For instance, during the police raid on the OO camp that eventually led to the General Strike, there was certainly a LOT of behavior intended to escalate the confrontation. There were people getting in their face, lunging toward them, other putting hands on them. The first two are considered Assault on a LEO, the last is considered Battery on a LEO. Others were trying to pull arrestees away from the cops. Still later, they purposefully threw down the barricades and taunted cops, etc. etc. http://www.youtube.com/user/TomVeeTV#p/u/0/orIqVHA3E24

As Boots Riley says in the video portion where they are meeting to plan on what to do next, all that happened and they doubled their numbers by early that evening.

So, at least in that instance, responding aggressively toward the cops didn't harm anything. The cops had misbehaved so badly it "justified" the response or, at least, it allowed the media to focus on something else.

Which reminds me of something I think is interesting - the way the "black bloc" was positioned at the start of the anti-capitalist march. As I already mentioned, they created different marches so people didn't have to march with the dirty anti-capitalists.

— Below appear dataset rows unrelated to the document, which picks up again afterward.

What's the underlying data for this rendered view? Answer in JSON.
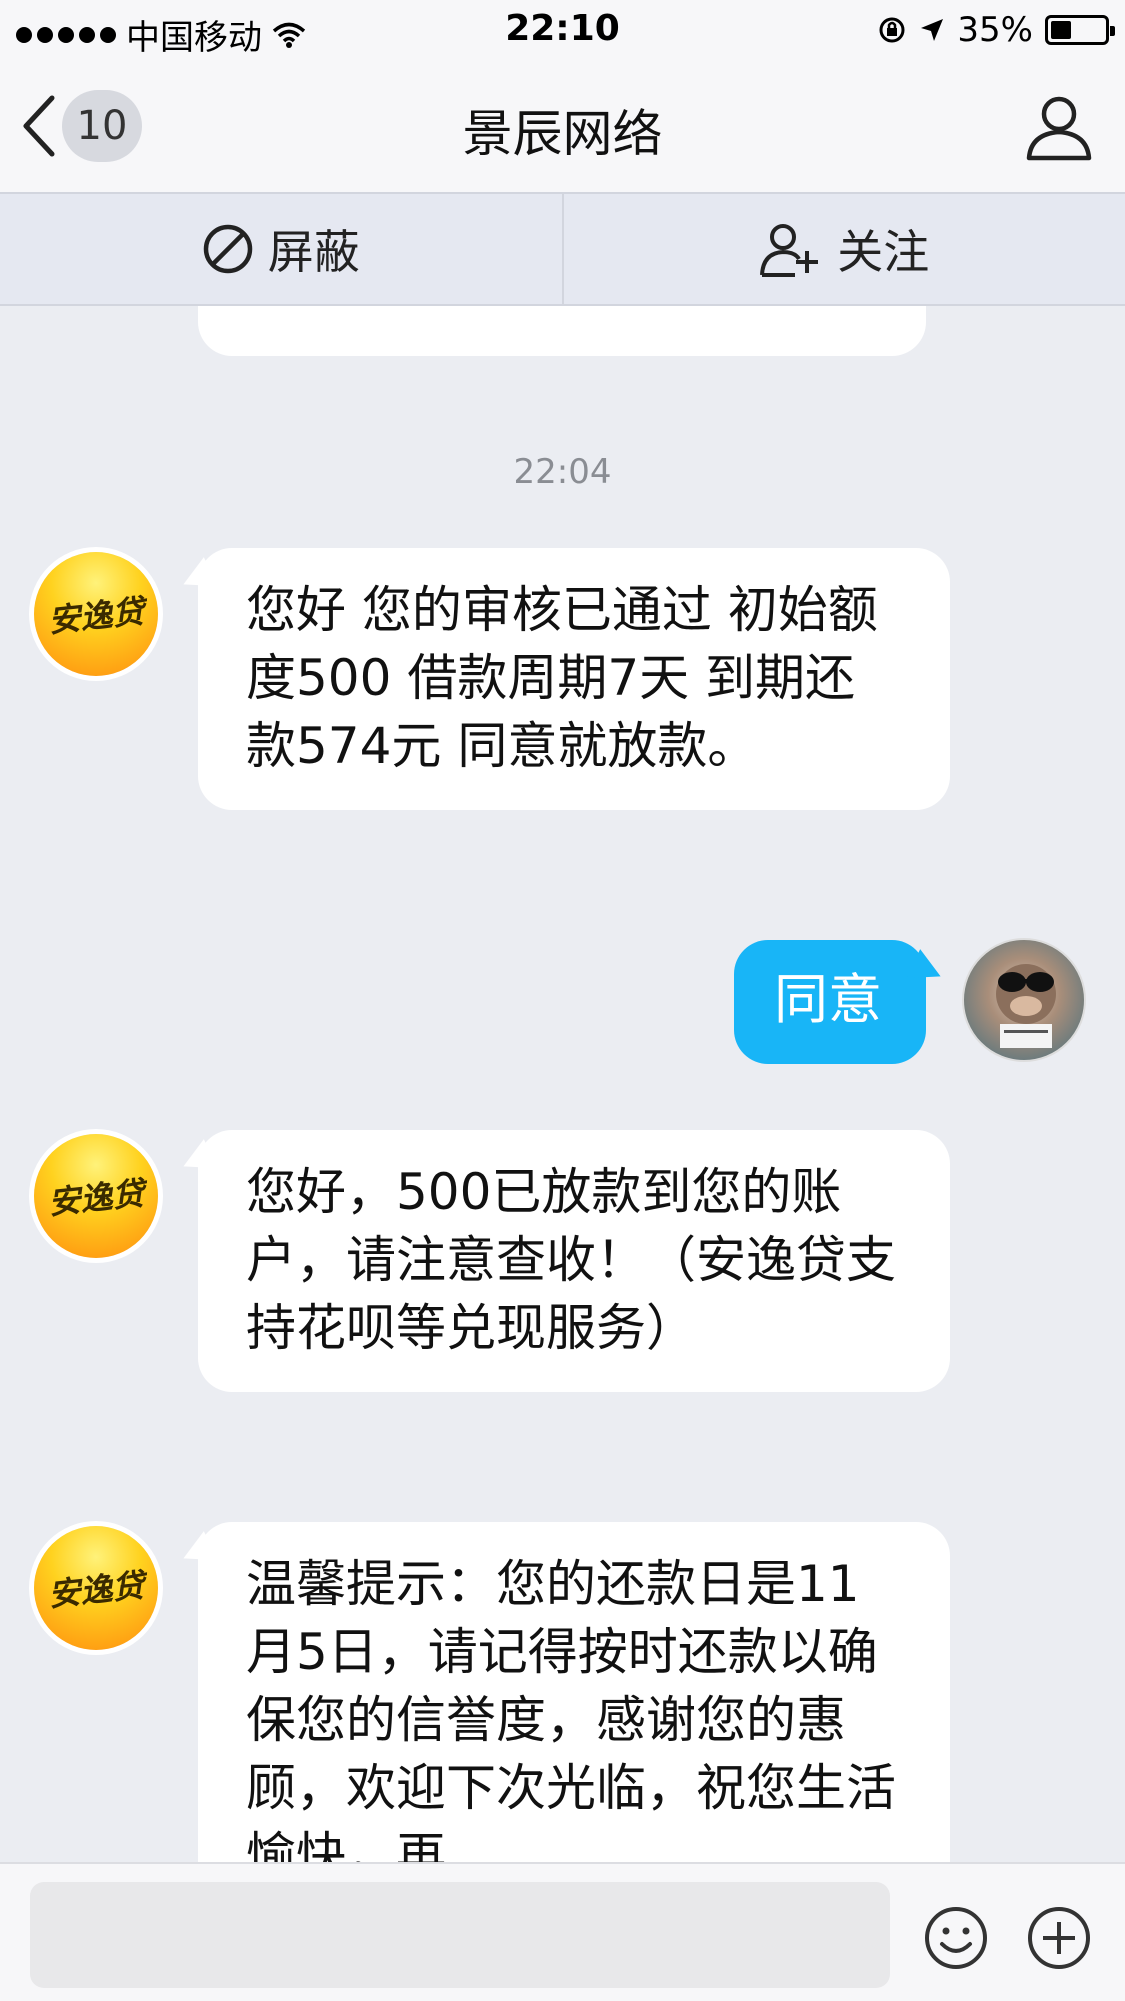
{
  "status_bar": {
    "carrier": "中国移动",
    "time": "22:10",
    "battery": "35%"
  },
  "nav": {
    "unread_count": "10",
    "title": "景辰网络"
  },
  "actions": {
    "block_label": "屏蔽",
    "follow_label": "关注"
  },
  "chat": {
    "timestamp": "22:04",
    "brand_avatar_text": "安逸贷",
    "messages": [
      {
        "direction": "in",
        "text": "您好 您的审核已通过 初始额度500 借款周期7天 到期还款574元 同意就放款。"
      },
      {
        "direction": "out",
        "text": "同意"
      },
      {
        "direction": "in",
        "text": "您好，500已放款到您的账户，请注意查收！（安逸贷支持花呗等兑现服务）"
      },
      {
        "direction": "in",
        "text": "温馨提示：您的还款日是11月5日，请记得按时还款以确保您的信誉度，感谢您的惠顾，欢迎下次光临，祝您生活愉快，再"
      }
    ]
  },
  "colors": {
    "outgoing_bubble": "#18b5f7",
    "incoming_bubble": "#ffffff",
    "background": "#ebedf2"
  },
  "icons": {
    "back": "chevron-left-icon",
    "profile": "person-icon",
    "block": "ban-icon",
    "follow": "add-person-icon",
    "emoji": "smiley-icon",
    "more": "plus-circle-icon"
  }
}
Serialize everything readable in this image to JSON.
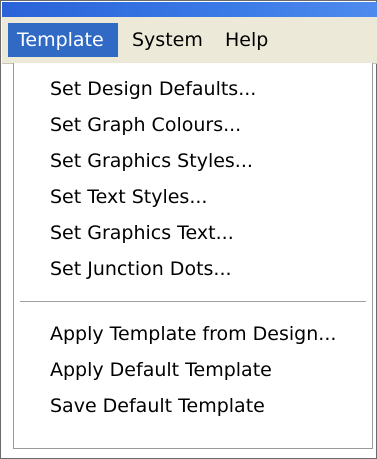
{
  "menubar": {
    "items": [
      {
        "label": "Template",
        "active": true
      },
      {
        "label": "System",
        "active": false
      },
      {
        "label": "Help",
        "active": false
      }
    ]
  },
  "template_menu": {
    "group1": [
      "Set Design Defaults...",
      "Set Graph Colours...",
      "Set Graphics Styles...",
      "Set Text Styles...",
      "Set Graphics Text...",
      "Set Junction Dots..."
    ],
    "group2": [
      "Apply Template from Design...",
      "Apply Default Template",
      "Save Default Template"
    ]
  },
  "colors": {
    "title_strip": "#2a63d8",
    "menubar_bg": "#ece9d8",
    "selection": "#316ac5",
    "menu_bg": "#ffffff"
  }
}
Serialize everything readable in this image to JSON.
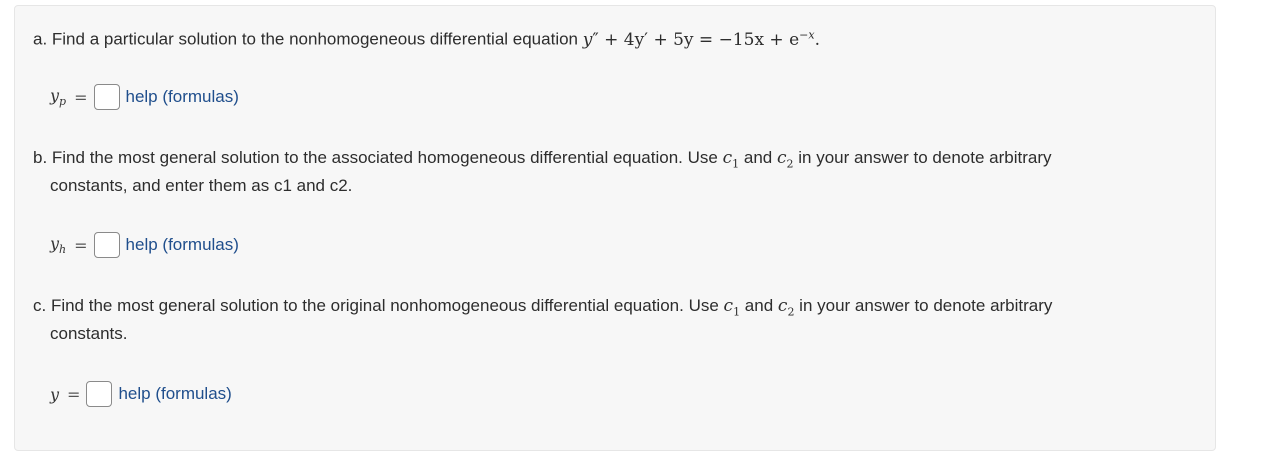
{
  "part_a": {
    "prefix": "a. Find a particular solution to the nonhomogeneous differential equation",
    "eq_y": "y",
    "eq_main": "″ + 4y′ + 5y = −15x + e",
    "eq_exp": "−x",
    "eq_end": ".",
    "answer_var": "y",
    "answer_sub": "p",
    "equals": "=",
    "answer_value": "",
    "help_label": "help (formulas)"
  },
  "part_b": {
    "line1_prefix": "b. Find the most general solution to the associated homogeneous differential equation. Use",
    "c1": "c",
    "c1_sub": "1",
    "and": "and",
    "c2": "c",
    "c2_sub": "2",
    "line1_suffix": "in your answer to denote arbitrary",
    "line2": "constants, and enter them as c1 and c2.",
    "answer_var": "y",
    "answer_sub": "h",
    "equals": "=",
    "answer_value": "",
    "help_label": "help (formulas)"
  },
  "part_c": {
    "line1_prefix": "c. Find the most general solution to the original nonhomogeneous differential equation. Use",
    "c1": "c",
    "c1_sub": "1",
    "and": "and",
    "c2": "c",
    "c2_sub": "2",
    "line1_suffix": "in your answer to denote arbitrary",
    "line2": "constants.",
    "answer_var": "y",
    "equals": "=",
    "answer_value": "",
    "help_label": "help (formulas)"
  },
  "colors": {
    "link": "#1f4e8c",
    "panel_bg": "#f7f7f7"
  }
}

So, if you are an anti-capitalist and support tactical non-violence, why follow 50-60 people who are clearly out to "fuck shit up"? I mean, there were fliers being distributed indicating they were going to do something like that. And the chant was something like "Shut it down. Oakland doesn't fuck around."

So, I can't figure out why people cognizant of the heated debates over the issue would actually march behind people dressed in all black, wearing bandanas, waving black flags, and toting spray paint? They were not there to play tiddly winks.

In the WF incident, the footage shows the black bloc'rs doing their thing, separate from the anti-capitalist march. They had to leave the march to go after the store. Then, the non-violenters ran after them and intervened in the action.

I'd say that the smartest thing to do was to simply keep marching and let them do their thing. I mean, seriously, the was more eyeballs on that action simply because the non-violenters insisted on running over there.

I take your much earlier point, that someone might feel the need to defend the property not b/c they care about a building, but about the reputation of the movement. However, the context was the commitment to diversity of tactics. I suspect a few of the non-violenters intended to interrupt the bb action. *shrug*

I think they made things a lot worse. They could have just ignored their asses, like you ignore trolls. I mean, that's what people are calling them and it's just as stupid to feed trolls at a protest as it is to feed them on a debate list.

OTOH, I suspect there was a photo opp going on, no? Nothing wrong with photo ops, mind you. This is propaganda man, thank god for some great photo ops at OWS in NYC we wouldn't be discussing this! I can see that they may well have wanted to be seen, having their photos taken to defend the buidings, so they could send a message to the rest of the world that OO is about "non-violence."

Which actually ties in to the strategy thing: this isn't a war, it's not a revolution. It's propaganda to incite mobilization right now.